En el país de Vayacalor siempre, siempre, lucía el sol. Los habitantes de este pequeño país sólo conocían la lluvia y el frío por lo que contaban en la televisión y por los viajes que algunos hacían al vecino país de Menudalluvia... y estaban hartos de sol, hartos de calor,  hartos de que el tiempo no cambiara nunca.
En el país de Menudalluvia, en cambio, el cielo siempre era gris y llovía a diario: antes de desayunar, entre el almuerzo y la comida, después de la merienda y a la hora de cenar. Los habitantes de este país sólo conocían el sol por lo que contaban en la televisión y por los viajes que algunos hacían al vecino país de Vayacalor... y estaban hartos de nubes, hartos de lluvia, hartos de que el tiempo no cambiara nunca.

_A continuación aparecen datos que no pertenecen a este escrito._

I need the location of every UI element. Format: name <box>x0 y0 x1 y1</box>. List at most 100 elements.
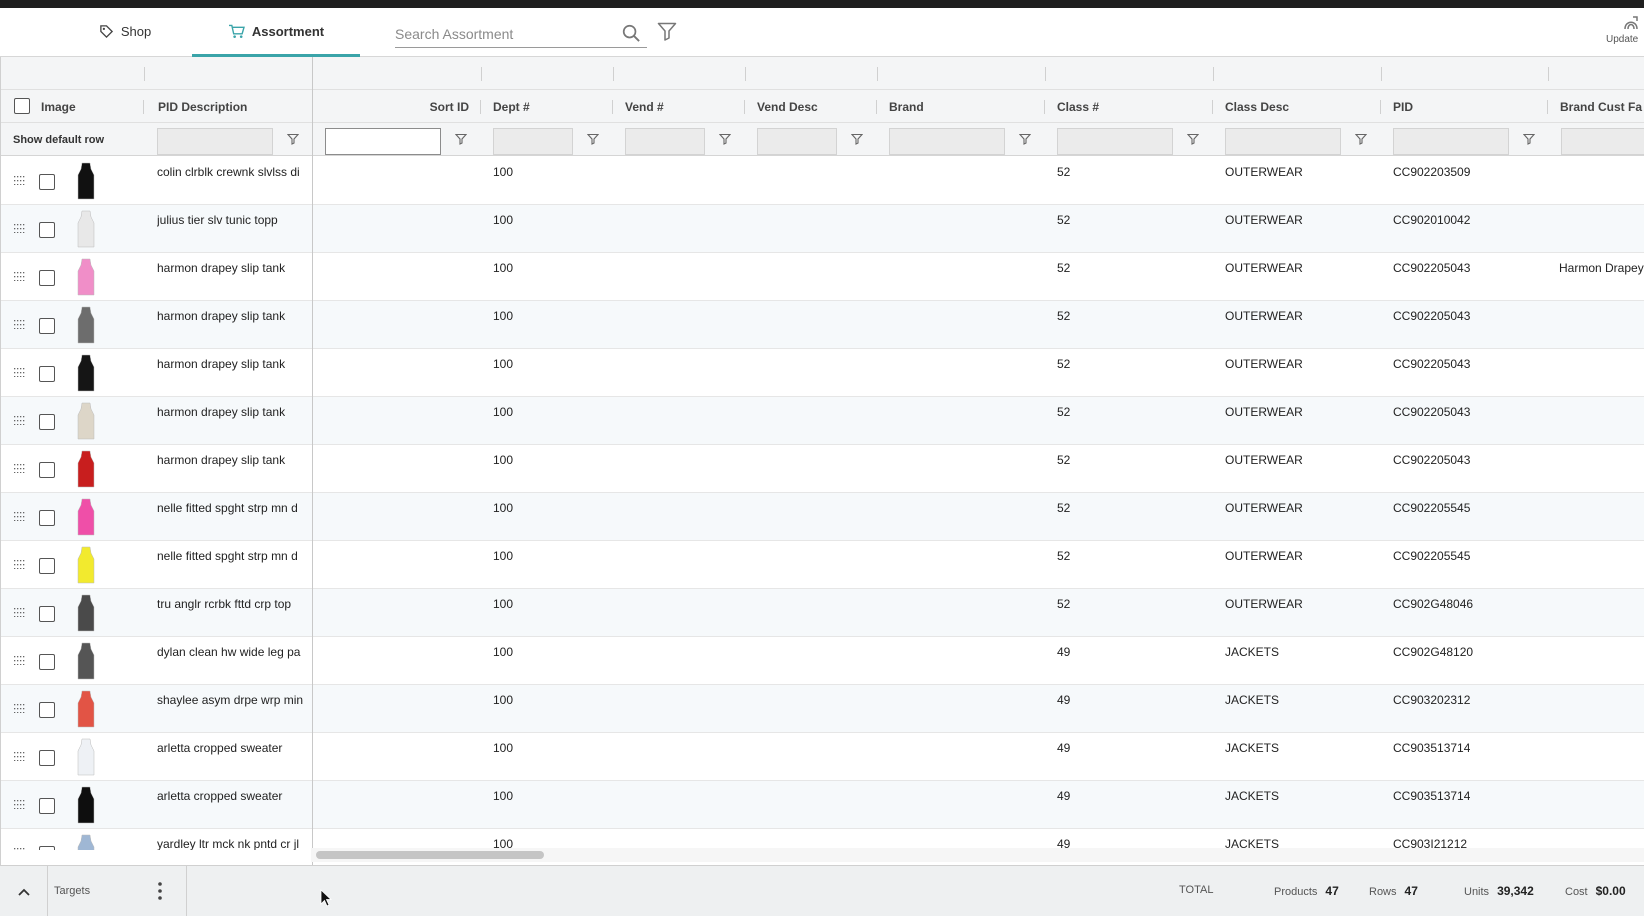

Cierto día los habitantes de Vayacalor decidieron reunirse para buscar una solución al asunto del clima y, durante varios días, estuvieron pensando sin parar. Cuando ya estaban a punto de rendirse, a alguien se le ocurrió proponer a los habitantes de Menudalluvia un cambio de países. A
otro alguien le pareció una idea genial y se lo contó a alguien más. Y de alguien en alguien, la idea corrió por todo el país, cruzó la frontera y llegó al país de Menudalluvia donde sus habitantes también estaban reunidos buscando una solución al asunto del clima. A todos les parecía una idea tan fantástica enseguida se pusieron de acuerdo y, sin más, decidieron intercambiarse los países. Así que, en un pispas, los habitantes de Vayacalor se mudaron a Menudalluvia y los de Menudalluvia se fueron a Vayacalor y todos tan contentos.

Pero ocurrió que, pasado un tiempo, los antiguos habitantes de Menudalluvia estaban hartos del sol y los antiguos habitantes de Vayacalor estaban hartos de la lluvia... y todo comenzó de nuevo: se hizo otra reunión, se tuvo la misma idea y, en pocos días, se habían vuelto a mudar todos otra vez... Y así estuvieron durante un tiempo yendo de un país al otro, y del otro al uno, sin estar nunca contentos del todo.

Entonces, otro cierto día, se le ocurrió a alguien -un alguien pequeñito porque estas cosas, no sé por qué, siempre se le ocurren a alguien pequeñito- que quizás, tal vez, posiblemente, lo mejor sería que los habitantes de Vayacalor hablaran con el sol y le pidieran que, durante unos meses al año, se fuera de vacaciones a Menudalluvia y que los habitantes de Menudalluvia hablaran con la lluvia y le pidieran que, durante unos meses, se fuera de vacaciones a Vayacalor.
Y ese mismo alguien pequeñito de Vayacalor fue a hablar con el sol.
Y otro alguien pequeñito de Menudalluvia fue a hablar con la lluvia.
Y tanto el sol como la lluvia se mostraron, más que encantados, encantadísimos porque ellos también se aburrían de ver todo el año las mismas caras y las mismas casas.

Desde entonces los habitantes de Vayacalor y Menudalluvia no han vuelto a quejarse. El único problema era que, con tanto cambio, ya no estaban seguros de en qué país vivían... pero esa historia mejor la dejamos para otro cuento.